As Drug­Baron has noted pre­vi­ously, even the re­cently in­tro­duced oral an­ti­co­ag­u­lants such as Pradaxa™ dabi­ga­tran from Boehringer In­gel­heim and Eliquis™ Apix­a­ban from BMS, dis­tin­guish bleed­ing and an­ti­co­ag­u­la­tion lit­tle bet­ter than war­farin. As Dr. Baglin puts it, “They are more con­ve­nient than war­farin, but they are not fun­da­men­tally bet­ter”. If you didn't have to worry about bleed­ing risk, the de­gree of an­ti­co­ag­u­la­tion could be sig­nif­i­cantly in­creased with sub­stan­tial ben­e­fits in terms of re­duced car­dio­vas­cu­lar mor­bid­ity and mor­tal­ity.
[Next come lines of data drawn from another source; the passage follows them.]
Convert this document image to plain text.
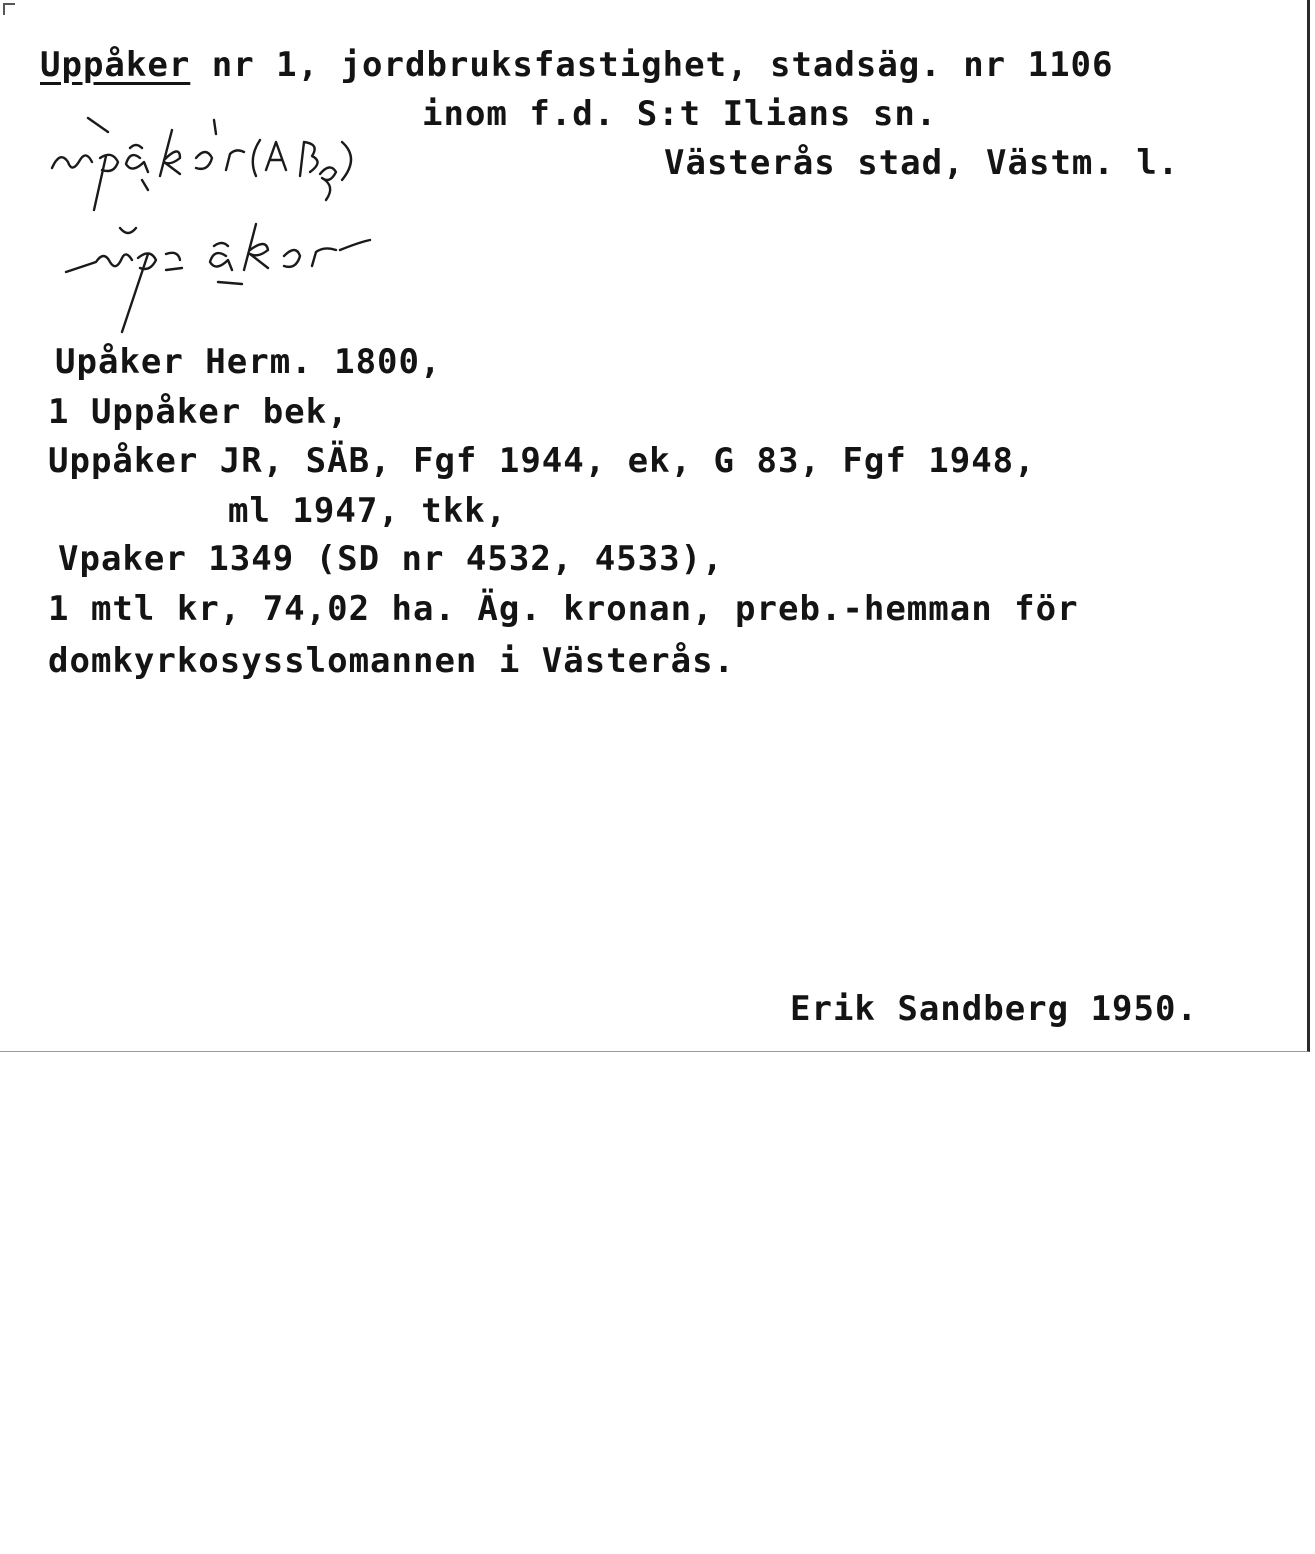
Uppåker nr 1, jordbruksfastighet, stadsäg. nr 1106
inom f.d. S:t Ilians sn.
Västerås stad, Västm. l.
Upåker Herm. 1800,
1 Uppåker bek,
Uppåker JR, SÄB, Fgf 1944, ek, G 83, Fgf 1948,
ml 1947, tkk,
Vpaker 1349 (SD nr 4532, 4533),
1 mtl kr, 74,02 ha. Äg. kronan, preb.-hemman för
domkyrkosysslomannen i Västerås.
Erik Sandberg 1950.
And that's where ichor­cumab comes in. Using the struc­tural data from the com­plex of the pa­tient IgA with throm­bin, the Cam­bridge team de­signed an IgG4 to bind to the same site, in the same way. Bi­o­Layer In­ter­fer­om­e­try con­firms that this syn­thetic an­ti­body has ex­actly the same bind­ing char­ac­ter­is­tics as the pa­tient’s own IgA, and pre­clin­i­cal stud­ies sug­gest it dis­plays sim­i­lar dis­so­ci­a­tion be­tween an­ti­co­ag­u­la­tion and bleed­ing. “Being on a hinge-sta­bi­lized IgG4 frame­work, this syn­thetic ichor­cumab has ideal phar­ma­co­ki­net­ics,” ex­plains Pro­fes­sor Hunt­ing­ton. “And be­cause there ap­pears to be no bleed­ing risk, it’s pos­si­ble it could be ad­min­is­tered monthly or even less fre­quently to achieve sus­tained and pow­er­ful an­ti­co­ag­u­la­tion.”
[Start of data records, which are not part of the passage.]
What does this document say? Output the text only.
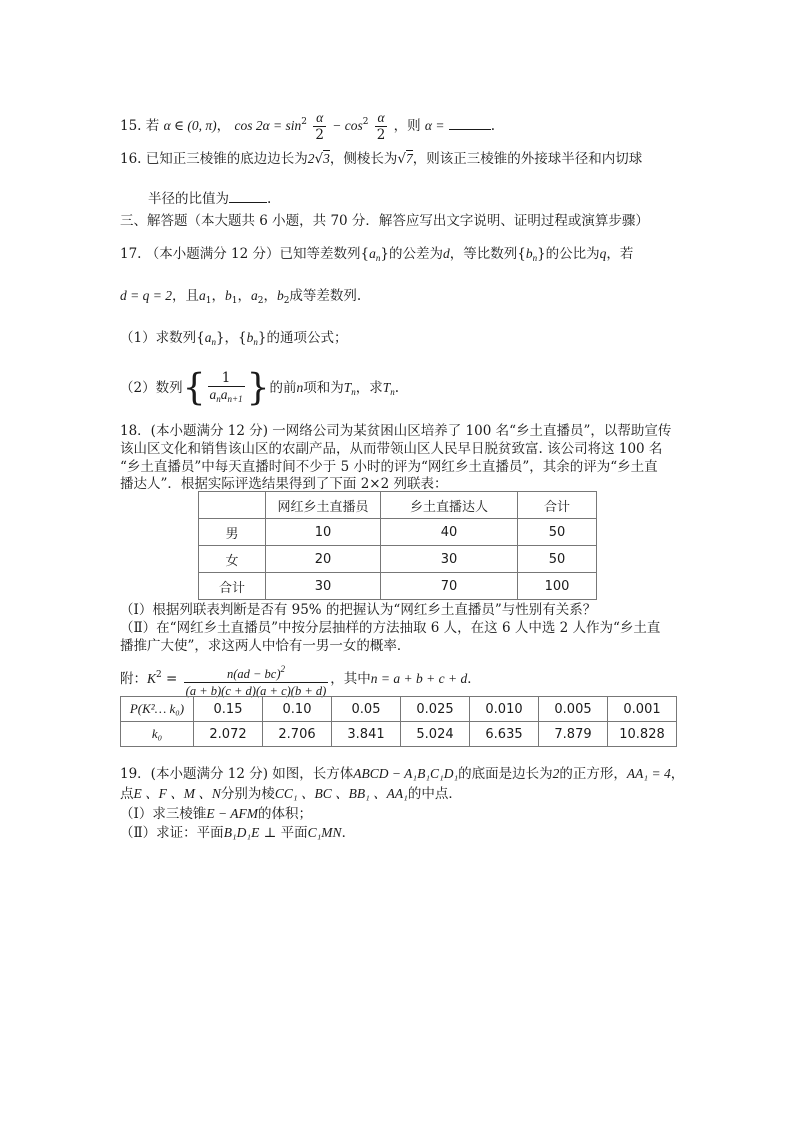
15. 若 α ∈ (0, π)， $\cos 2\alpha = \sin^2 \frac{\alpha}{2} - \cos^2 \frac{\alpha}{2}$ ，则 α =	.
16. 已知正三棱锥的底边边长为2√3，侧棱长为√7，则该正三棱锥的外接球半径和内切球
半径的比值为	.
三、解答题（本大题共 6 小题，共 70 分．解答应写出文字说明、证明过程或演算步骤）
17. （本小题满分 12 分）已知等差数列$\{a_n\}$的公差为d，等比数列$\{b_n\}$的公比为q，若
d = q = 2，且$a_1$，$b_1$，$a_2$，$b_2$成等差数列.
（1）求数列$\{a_n\}$，$\{b_n\}$的通项公式；
（2）数列{ $\frac{1}{a_na_{n+1}}$ }的前n项和为$T_n$，求$T_n$.
18．(本小题满分 12 分) 一网络公司为某贫困山区培养了 100 名“乡土直播员”，以帮助宣传
该山区文化和销售该山区的农副产品，从而带领山区人民早日脱贫致富. 该公司将这 100 名
“乡土直播员”中每天直播时间不少于 5 小时的评为“网红乡土直播员”，其余的评为“乡土直
播达人”．根据实际评选结果得到了下面 2×2 列联表：
	网红乡土直播员	乡土直播达人	合计
男	10	40	50
女	20	30	50
合计	30	70	100
（Ⅰ）根据列联表判断是否有 95% 的把握认为“网红乡土直播员”与性别有关系？
（Ⅱ）在“网红乡土直播员”中按分层抽样的方法抽取 6 人，在这 6 人中选 2 人作为“乡土直
播推广大使”，求这两人中恰有一男一女的概率．
附：$K^2 = \frac{n(ad - bc)^2}{(a + b)(c + d)(a + c)(b + d)}$ ，其中n = a + b + c + d．
P(K²… k₀)	0.15	0.10	0.05	0.025	0.010	0.005	0.001
k₀	2.072	2.706	3.841	5.024	6.635	7.879	10.828
19．(本小题满分 12 分) 如图，长方体ABCD − A₁B₁C₁D₁的底面是边长为2的正方形，AA₁ = 4，
点E 、F 、M 、N分别为棱CC₁ 、BC 、BB₁ 、AA₁的中点．
（Ⅰ）求三棱锥E − AFM的体积；
（Ⅱ）求证：平面B₁D₁E ⊥ 平面C₁MN．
“Main­tain­ing com­plete an­ti­co­ag­u­la­tion with­out bleed­ing risk could in prin­ci­ple elim­i­nate the risk of heart at­tack and is­chemic stroke. That's why we named the mon­o­clonal an­ti­body after the blood of the gods – with this agent in your veins you may not achieve im­mor­tal­ity but you might not die pre­ma­turely of car­dio­vas­cu­lar dis­ease, stroke or pul­monary em­bolism” he says. The goal now is to get ichor­cumab into the clinic as fast as pos­si­ble, to see whether the ex­tra­or­di­nary promise it shows in pre­clin­i­cal mod­els is re­flected in man.

“Al­most uniquely, though, we al­ready have a lengthy clin­i­cal trial, al­beit in a sin­gle pa­tient” says Dr. Kevin John­son, Part­ner at Index Ven­tures and a di­rec­tor at XO1. “It’s not suf­fi­cient proof, but it’s more ev­i­dence of the clin­i­cal pro­file of a pre­clin­i­cal drug than we usu­ally have”. It is also the per­fect ex­am­ple of an as­set-cen­tric op­por­tu­nity.

In found­ing XO1 in Cam­bridge to de­velop this sin­gle asset, the ob­jec­tive is sim­ple: to move it to clin­i­cal tri­als as quickly as pos­si­ble and un­lock its po­ten­tial. “You may not as­so­ci­ate a $11mil­lion Se­ries A fi­nanc­ing with as­set-cen­tric deals” said John­son, “but then again in this case we felt we re­ally had a straight-for­ward, and rel­a­tively low risk path for­ward. We are ab­solutely true to our model: every cent will be in­vested in dri­ving the lead pro­gramme to the clinic.” Not sur­pris­ingly, there­fore, XO1 is fol­low­ing the tried-and-tested as­set-cen­tric for­mula of vir­tual de­vel­op­ment.

De­spite the head­line in­vest­ment fig­ure, the com­pany will op­er­ate with only a cou­ple of em­ploy­ees – ex­pe­ri­enced drug de­vel­op­ers guid­ing an out-sourced pro­gramme using trusted sup­pli­ers. “With the right part­ners, out-sourc­ing is not about sav­ing money – though it does that too – but about smarter, quicker drug de­vel­op­ment,” John­son adds. Ichor­cumab will be the poster-child for the as­set-cen­tric vir­tual de­vel­op­ment model.”

So this an­ti­body may dis­so­ci­ate good from bad in more than one way: an­ti­co­ag­u­la­tion dis­so­ci­ated from bleed­ing risk, but also high qual­ity de­vel­op­ment from high costs. If, as XO1 plans, they can take this agent into the clinic and ob­tain the first demon­stra­tion of its pro­file in man with a Se­ries A in­vest­ment of $11mil­lion, then the fu­ture for mod­ern biotech, as well as pa­tients with car­dio­vas­cu­lar dis­ease, is set to be far brighter than it is today.

*Note that Drug­Baron (David Grainger, PhD) has an in­ter­est in XO1, as in­terim Chief Ex­ec­u­tive Of­fi­cer.